In freeing itself from eBay, PayPal will have the mobility it needs to face competitive challenges from the likes of Apple Pay and Alipay, the payments subsidiary of the newly public Alibaba. But it may also be able to get back to its entrepreneurial roots, and develop new lines of business not specifically tied to its former parent.
"PayPal has fallen flat in mobile [payments] and perhaps now they can focus on a competitive strategy to capture a larger part of the mobile payments market," says Nathalie Reinelt, an analyst with Aite Group.
In recent years, PayPal has tried to tackle a growing consumer and business demand for payment options by allying itself with companies such as Home Depot, which allow customers to pay at the cash register using their PayPal accounts. PayPal has also ventured of late into business finance through its working capital loans.
Free of eBay, PayPal could now pursue a public offering, or even a banking license, says Brian Riley, senior research director for CEB TowerGroup.
And a public offering "would be good timing, with Alibaba's IPO and Apple hitting the market with a lot of flash," Riley says.
More specifically, Apple's newly released iPhone 6 has an embedded chip in it that securely encrypts mobile transactions, giving new life to the concept of a digital wallet, which had languished for years.
PayPal could potentially do for Android phones what Apple is doing for its own operating system with payments, says Reinelt. "There is a huge opportunity for a company to mirror Apple's mobile payments approach for the other half of the smartphone population," Reinelt says, adding that PayPal could begin developing similar chip-based payments technology using the cloud for verification and security.
A newly indpendent PayPal could also allow it to be more nimble to tackle a potential competitive threat from Alipay, the payments company owned by Jack Ma, whose Alibaba went public less than two weeks ago. Much the way PayPal allows eBay merchants to accept payments, Alipay serves as the payments conduit for Alibaba.

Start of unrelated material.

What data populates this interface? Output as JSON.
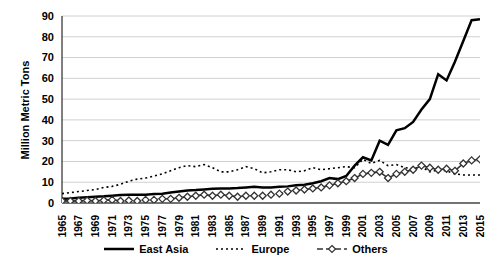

Alipay, however, dwarfs PayPal. It has about 300 million users who conducted about half a trillion dollars in transactions in 2013, according to some estimates. PayPal's user base is about half of Alipay's, and in 2013 conducted about $200 billion worth of transactions.
Nevertheless, PayPal has international aspirations. It currently does business in 203 markets, and in 26 different currencies, and it has a strong international money transfer business, Reinelt and Riley say.
"It's a natural evolution for Paypal, and now they won't be so dependent on eBay," Riley says.